Like every year, some all-time greats decided to call it a day and retire, as two great linebackers in Ray Lewis and Brian Urlacher left the NFL, legendary Yankees like Mariano Rivera and Andy Pettitte left Major League Baseball and NBA stars like Jason Kidd and Allen Iverson left the game of basketball.
Even Major League Soccer had one huge retirement as David Beckham left the sport after almost 20 years, although he did spend a short time with French champions PSG after leaving Los Angeles, where he won two MLS Cups to leave a mixed tenure with a good taste on everyone’s mouths.
Say what you will about Ray Lewis the person, but there were few players as dominant on the football field over the last 15 years. He is a two-time Super Bowl champion with the Baltimore Ravens, retiring at the top. He has one Super Bowl MVP to go with 13 Pro Bowl appearances, 7 First-Team All-Pro selections and two defensive player of the year awards during his 17 seasons with the Ravens.

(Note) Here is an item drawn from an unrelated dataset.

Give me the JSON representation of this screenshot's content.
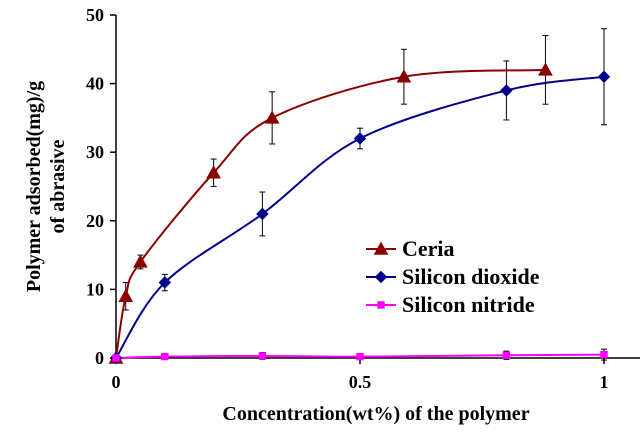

There is a very tiny minority that doesn’t call Rivera the greatest closer the sport of Baseball has ever seen. He played 19 seasons for the New York Yankees, making the All-Star game 13 times and winning the World Series five times, which includes winning the World Series MVP in 1999. His 652 career saves are an MLB record as well.
Kidd managed to win an NBA title in the end, helping the Dallas Mavericks in 2011 against the Miami Heat. Now the head coach of the Brooklyn Nets, Kidd played for them, the Suns, the Mavs and the Knicks during his 19-year career, making the All-Star game 10 times and leading the league in assists five times. He averaged 8.7 assists during his career, eighth all-time.
In truth, Iverson has been retired for quite a while, only he didn’t officially announce it. ‘The Answer’ spent almost 14 years in the NBA, most of the time with the Philadelphia 76ers. The 2001 MVP, a year in which he took a very mediocre Sixers team to the NBA finals, was his crowning achievement, in a career that included 11 All-Star appearances and being a 4-time NBA scoring champion, retiring with an average of 26.7 points per game, ranked sixth all-time.
Most of Beckham’s soccer achievements came during the first half of his career, although his popularity had a lot to do with his good looks and marketability, and not just his football. He played 115 times for the English national team, including three World Cups and two European championships. He won six league titles with Manchester United and also the Champions League in 1999; two league titles with Real Madrid, two MLS Cups with the Galaxy and helping push the sport further than ever before in the United States before some cameo appearances for PSG, winning another championship in France.
Unlike most players on this list, Thome spent his baseball career with plenty of teams: Indians, Phillies, White Sox, Dodgers, Twins and Orioles. Unlike most of the sluggers in recent years, he has avoided any allegations of steroid use and is one of only eight players to hit for more than 600 home runs, retiring with 612. He is a five-time All Star, a one-time Silver Slugger recipient and a home run champion once as well.
Like Rivera, Pettitte is mostly known for his Yankees fame, although he did play for the Houston Astros from 2004 to 2006. He played in MLB from 1995 to 2013, taking a year off in 2011 before coming back and playing quite well for someone who’s been out of the game for some time. He retired as baseball’s all-time leader in postseason wins, with 19. He is a five-time World Series champion, making the All-Star game three times and leading the AL in wins once, in 1996.
The 2012-2013 season was McGrady’s best in terms of playoff performance, sitting on the bench while the San Antonio Spurs made the NBA finals. For a seven year stretch he was one of the best scorers in the NBA, but age and injuries caught up with him too quickly. A two-time NBA scoring champion and 7-time All-Star, McGrady will be mostly remembered for not making it past the first round of the playoffs during his prime.
The heart of the Chicago Bears for over a decade, Urlacher got cut and eventually retired after the 2012 season. He made the Pro Bowl eight times during his 13-year career, and was a first-team All-Pro selection four times, also winning the NFL’s defensive player of the year once (in 2005). He got to lead the Bears to the Super Bowl once, losing to the Indianapolis Colts.
Spending your entire career in Tampa Bay means you probably didn’t get too many chances at the spotlight. However, the less famous of the Barber twins won the Super Bowl with the Bucs, playing 16 seasons in Tampa Bay. He made the Pro Bowl five times and was an All-Pro three times, and holds the record for most consecutive starts by a cornerback (224) and the most sacks by a cornerback, retiring with 26.